Note: Your teacher will grade your responses to questions 4–8 to ensure you receive proper credit for your answers.
A carpenter cut the top section of a window frame with a 37º angle on each end. The side pieces each have a 50º angle cut at their top ends, as shown. Will the side pieces of the frame be parallel? Explain. Diagram not to scale.
An image of three quadrilaterals is shown.
Without the diagram, it is difficult to provide a definitive answer. However, based on the given information, it is possible for the side pieces of the frame to be parallel. If the top section of the window frame is cut with a 37º angle on each end, and the side pieces each have a 50º angle cut at their top ends, it suggests that the angles on the top and bottom sections of the side pieces are equal. If the opposite sides of the frame have equal angles, then the side pieces would be parallel. However, it is important to view the diagram to confirm this.
To determine if the side pieces of the window frame will be parallel, we need to analyze the angles.
Given that the top section of the window frame has a 37º angle cut on each end, and the side pieces have a 50º angle cut at their top ends, we can compare these angles.
If the side pieces were parallel, each pair of corresponding angles would be equal.
Looking at the given information, we can see that the angle on the top section is smaller (37º) than the angle on the side pieces (50º).
Therefore, the side pieces of the frame will not be parallel since the angles on each end differ in size.
To determine whether the side pieces of the frame will be parallel, we need to understand the properties of angles.
In a quadrilateral, the sum of all interior angles is equal to 360 degrees. If the opposite angles are equal, then the sides will be parallel.
Looking at the given information, we can see that the top section of the window frame has a 37-degree angle on each end. Let's call the bottom angle of this section Angle A.
Next, we are told that the side pieces each have a 50-degree angle cut at their top ends. Let's call the bottom angle of each side piece Angle B.

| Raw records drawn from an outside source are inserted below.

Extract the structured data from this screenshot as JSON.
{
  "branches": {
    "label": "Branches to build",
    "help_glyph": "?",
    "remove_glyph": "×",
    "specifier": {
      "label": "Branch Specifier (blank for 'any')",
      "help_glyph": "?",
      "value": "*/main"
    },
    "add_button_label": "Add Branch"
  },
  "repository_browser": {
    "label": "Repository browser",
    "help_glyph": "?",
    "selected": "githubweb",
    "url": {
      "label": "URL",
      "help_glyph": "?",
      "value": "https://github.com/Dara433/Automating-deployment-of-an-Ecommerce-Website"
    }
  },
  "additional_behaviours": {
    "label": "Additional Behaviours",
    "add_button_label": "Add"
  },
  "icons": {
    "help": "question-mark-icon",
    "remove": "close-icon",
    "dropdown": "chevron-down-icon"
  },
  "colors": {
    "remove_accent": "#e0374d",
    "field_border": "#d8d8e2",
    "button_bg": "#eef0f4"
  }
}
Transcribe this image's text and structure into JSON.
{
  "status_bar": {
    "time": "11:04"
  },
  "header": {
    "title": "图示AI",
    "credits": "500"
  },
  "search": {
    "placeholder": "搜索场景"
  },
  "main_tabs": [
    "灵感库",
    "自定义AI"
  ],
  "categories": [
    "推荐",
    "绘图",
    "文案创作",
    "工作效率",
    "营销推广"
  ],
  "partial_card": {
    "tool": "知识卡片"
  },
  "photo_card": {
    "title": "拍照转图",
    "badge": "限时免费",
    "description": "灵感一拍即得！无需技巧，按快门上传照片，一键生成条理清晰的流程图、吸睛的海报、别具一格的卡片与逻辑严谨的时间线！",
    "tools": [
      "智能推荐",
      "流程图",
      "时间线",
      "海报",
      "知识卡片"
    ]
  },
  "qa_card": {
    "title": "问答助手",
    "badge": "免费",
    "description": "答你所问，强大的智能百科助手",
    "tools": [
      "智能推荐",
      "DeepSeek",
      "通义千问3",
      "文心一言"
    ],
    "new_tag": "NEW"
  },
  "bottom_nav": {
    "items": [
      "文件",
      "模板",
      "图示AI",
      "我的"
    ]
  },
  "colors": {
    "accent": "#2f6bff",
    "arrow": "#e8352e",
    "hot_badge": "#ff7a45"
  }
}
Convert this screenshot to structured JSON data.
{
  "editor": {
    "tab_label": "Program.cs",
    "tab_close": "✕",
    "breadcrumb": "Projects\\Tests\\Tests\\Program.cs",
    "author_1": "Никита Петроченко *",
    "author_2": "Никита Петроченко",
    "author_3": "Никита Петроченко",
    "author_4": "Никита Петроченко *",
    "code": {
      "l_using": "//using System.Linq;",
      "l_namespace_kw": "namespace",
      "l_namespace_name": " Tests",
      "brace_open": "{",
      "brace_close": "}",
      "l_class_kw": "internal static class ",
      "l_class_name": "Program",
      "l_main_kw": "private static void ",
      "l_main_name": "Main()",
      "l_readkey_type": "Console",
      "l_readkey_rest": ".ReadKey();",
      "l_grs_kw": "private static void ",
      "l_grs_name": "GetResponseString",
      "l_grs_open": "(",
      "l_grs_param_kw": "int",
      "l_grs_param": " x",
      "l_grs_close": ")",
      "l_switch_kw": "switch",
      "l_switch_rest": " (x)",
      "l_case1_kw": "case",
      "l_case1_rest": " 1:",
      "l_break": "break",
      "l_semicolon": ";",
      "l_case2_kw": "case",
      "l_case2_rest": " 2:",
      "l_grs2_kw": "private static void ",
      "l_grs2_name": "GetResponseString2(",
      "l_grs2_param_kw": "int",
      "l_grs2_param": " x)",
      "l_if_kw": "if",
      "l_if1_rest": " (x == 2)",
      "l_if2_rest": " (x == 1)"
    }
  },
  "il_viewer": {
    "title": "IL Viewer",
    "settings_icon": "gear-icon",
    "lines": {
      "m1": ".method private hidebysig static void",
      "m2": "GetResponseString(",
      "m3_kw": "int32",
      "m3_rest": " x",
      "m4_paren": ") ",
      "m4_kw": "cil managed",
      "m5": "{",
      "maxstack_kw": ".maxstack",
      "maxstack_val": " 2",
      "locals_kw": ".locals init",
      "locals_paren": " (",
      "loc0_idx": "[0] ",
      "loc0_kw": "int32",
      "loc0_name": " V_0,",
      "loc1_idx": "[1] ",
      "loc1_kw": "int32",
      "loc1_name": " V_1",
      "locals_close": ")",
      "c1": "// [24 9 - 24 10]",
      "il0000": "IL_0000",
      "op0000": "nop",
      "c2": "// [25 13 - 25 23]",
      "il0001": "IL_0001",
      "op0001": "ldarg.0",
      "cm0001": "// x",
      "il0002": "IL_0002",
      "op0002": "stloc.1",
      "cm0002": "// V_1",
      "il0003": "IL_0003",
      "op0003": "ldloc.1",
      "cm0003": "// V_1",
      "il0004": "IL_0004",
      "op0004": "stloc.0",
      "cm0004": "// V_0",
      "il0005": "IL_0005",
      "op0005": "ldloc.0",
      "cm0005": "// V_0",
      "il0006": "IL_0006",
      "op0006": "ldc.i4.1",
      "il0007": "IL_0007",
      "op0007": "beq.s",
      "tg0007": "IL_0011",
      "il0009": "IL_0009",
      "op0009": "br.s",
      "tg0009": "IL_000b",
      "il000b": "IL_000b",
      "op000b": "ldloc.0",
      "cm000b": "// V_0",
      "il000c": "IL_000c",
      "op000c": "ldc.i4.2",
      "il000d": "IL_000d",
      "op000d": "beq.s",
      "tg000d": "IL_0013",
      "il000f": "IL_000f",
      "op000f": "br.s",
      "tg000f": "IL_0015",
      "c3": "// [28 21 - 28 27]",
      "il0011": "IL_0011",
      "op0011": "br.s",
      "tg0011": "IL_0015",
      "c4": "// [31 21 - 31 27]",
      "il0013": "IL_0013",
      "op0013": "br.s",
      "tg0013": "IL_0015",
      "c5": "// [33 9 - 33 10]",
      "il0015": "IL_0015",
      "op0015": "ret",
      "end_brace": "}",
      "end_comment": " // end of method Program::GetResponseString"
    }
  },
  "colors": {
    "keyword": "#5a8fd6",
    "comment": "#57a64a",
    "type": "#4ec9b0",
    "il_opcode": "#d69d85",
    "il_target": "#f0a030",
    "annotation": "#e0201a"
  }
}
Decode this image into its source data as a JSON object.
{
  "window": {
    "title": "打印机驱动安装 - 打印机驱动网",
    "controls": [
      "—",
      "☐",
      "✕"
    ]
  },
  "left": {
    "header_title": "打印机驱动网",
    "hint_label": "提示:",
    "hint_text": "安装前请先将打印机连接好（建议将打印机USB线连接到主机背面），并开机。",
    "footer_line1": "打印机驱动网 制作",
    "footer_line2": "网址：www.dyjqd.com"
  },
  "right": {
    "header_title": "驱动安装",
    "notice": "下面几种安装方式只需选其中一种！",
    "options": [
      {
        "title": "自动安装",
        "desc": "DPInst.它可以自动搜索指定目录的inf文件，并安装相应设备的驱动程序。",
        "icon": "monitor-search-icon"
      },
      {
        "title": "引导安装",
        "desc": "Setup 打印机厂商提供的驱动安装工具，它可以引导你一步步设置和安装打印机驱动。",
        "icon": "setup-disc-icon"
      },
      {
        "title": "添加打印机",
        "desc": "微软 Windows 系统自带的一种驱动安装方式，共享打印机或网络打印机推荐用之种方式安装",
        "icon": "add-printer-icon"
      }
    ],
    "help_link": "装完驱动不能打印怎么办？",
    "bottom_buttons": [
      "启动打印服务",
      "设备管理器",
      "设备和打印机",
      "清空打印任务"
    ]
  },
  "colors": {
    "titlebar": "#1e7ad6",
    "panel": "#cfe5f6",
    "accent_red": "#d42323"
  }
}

Now, consider the quadrilateral formed by the top section and one side piece. According to the information, we have four angles: Angle A, Angle B, and two right angles (90 degrees each) at the bottom.
Using the fact that the sum of interior angles in a quadrilateral is 360 degrees, we can write the equation: Angle A + Angle B + 90 + 90 = 360.
Simplifying the equation, we have: Angle A + Angle B = 180.
We can see that the sum of Angle A and Angle B is equal to 180 degrees. This tells us that Angle A and Angle B are supplementary angles.
So, if Angle A is 37 degrees, Angle B must be 180 - 37 = 143 degrees.
Since Angle B is 143 degrees, we can conclude that the side pieces of the frame will not be parallel. This is because the opposite angles (Angle B) of the quadrilateral formed by the top section and one side piece are not equal.